Top five tips for confidentiality agreements
By AdvocateDaily.com Staff
Regulators must take care when sharing confidential information with third parties, says Burlington health lawyer Cathi Mietkiewicz.
Mietkiewicz, principal of Mietkiewicz Law, tells AdvocateDaily.com that it’s inevitable that professional health regulators, as part of their everyday operations, will have to share confidential information with service providers or other outside organizations.
Here are her top five tips for things to consider when drafting confidentiality agreements:
Identify your subject matter
All parties to the agreement need to be on the same page, and it’s unrealistic for regulators to assume that every piece of data they turn over will be considered secret, Mietkiewicz says.
“The first thing to do is to properly identify and robustly describe the confidential information that is covered by the agreement,” she says.
Who can see the confidential information
Although blanket disclosure bans on recipients can be appropriate, that’s rarely the case, Mietkiewicz says.
“If the recipient is a service provider you’ve hired, they are probably going to have to share that confidential information with their agents or employees in order to provide you with the service,” she explains.
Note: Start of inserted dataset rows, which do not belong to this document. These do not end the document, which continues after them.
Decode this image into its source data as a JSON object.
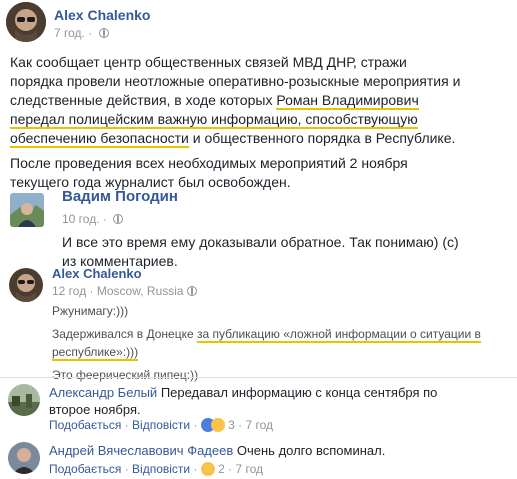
{
  "post": {
    "author": "Alex Chalenko",
    "time": "7 год.",
    "text_a": "Как сообщает центр общественных связей МВД ДНР, стражи порядка провели неотложные оперативно-розыскные мероприятия и следственные действия, в ходе которых ",
    "text_hl1": "Роман Владимирович передал полицейским важную информацию, способствующую обеспечению безопасности",
    "text_b": " и общественного порядка в Республике.",
    "text_2": "После проведения всех необходимых мероприятий 2 ноября текущего года журналист был освобожден."
  },
  "reply1": {
    "author": "Вадим Погодин",
    "time": "10 год.",
    "text": "И все это время ему доказывали обратное. Так понимаю) (с) из комментариев."
  },
  "reply2": {
    "author": "Alex Chalenko",
    "time": "12 год",
    "location": "Moscow, Russia",
    "line1": "Ржунимагу:)))",
    "line2_a": "Задерживался в Донецке ",
    "line2_hl": "за публикацию «ложной информации о ситуации в республике»:)))",
    "line3": "Это феерический пипец:))"
  },
  "comments": [
    {
      "author": "Александр Белый",
      "text": "Передавал информацию с конца сентября по второе ноября.",
      "like": "Подобається",
      "reply": "Відповісти",
      "count": "3",
      "time": "7 год"
    },
    {
      "author": "Андрей Вячеславович Фадеев",
      "text": "Очень долго вспоминал.",
      "like": "Подобається",
      "reply": "Відповісти",
      "count": "2",
      "time": "7 год"
    }
  ]
}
The agreement should also set out who is allowed to see the data and what steps are to be taken to ensure its protection.
“For example, you might say that it can be disclosed to employees as long as they have similar confidentiality disclosure restrictions in place as part of their employment,” Mietkiewicz says.
Lawful authority requests
Parties to confidentiality agreements sometimes overlook the prospect that the recipient of the confidential information could be legally required, including by court order, to disclose the confidential information to another party, she says.
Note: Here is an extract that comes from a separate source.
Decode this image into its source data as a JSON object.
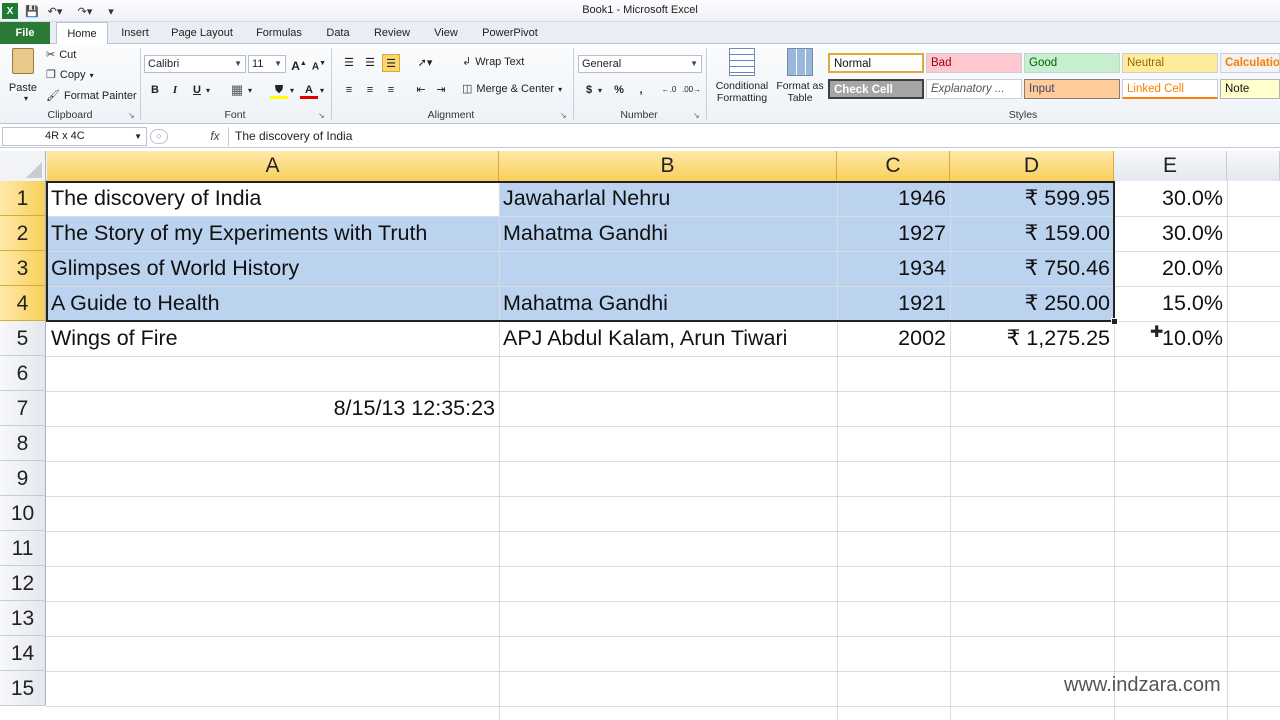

While the holder of the confidential information cannot instruct recipients to ignore such a request from a legal authority, Mietkiewicz says the agreement should cover what happens in those circumstances.
“The agreement can require that the disclosing party is notified before the information is disclosed to ensure they will have an opportunity to challenge whether it really has to be disclosed,” she says.
After the agreement ends
Before an agreement has run its course, the parties need to know what will happen when it expires, Mietkiewicz says.
“The agreement needs to address what the recipient will do with the information once they are no longer engaged,” she says, explaining that the disclosers of confidential information could require the data to be returned or destroyed, depending on their preferences.
“It should also make clear that the confidentiality provisions continue even after the agreement has expired,” Mietkiewicz adds.
“It’s all great to have an agreement when everyone complies, but what happens when it all goes wrong?” she says.
“The agreement should cover what type of damages or equitable relief is available to the affected party if the receiving party reveals confidential information it shouldn’t, or there is some other kind of breach. It might say that damages aren’t enough, and the disclosing
party can seek an injunction or some other equitable relief,” Mietkiewicz says.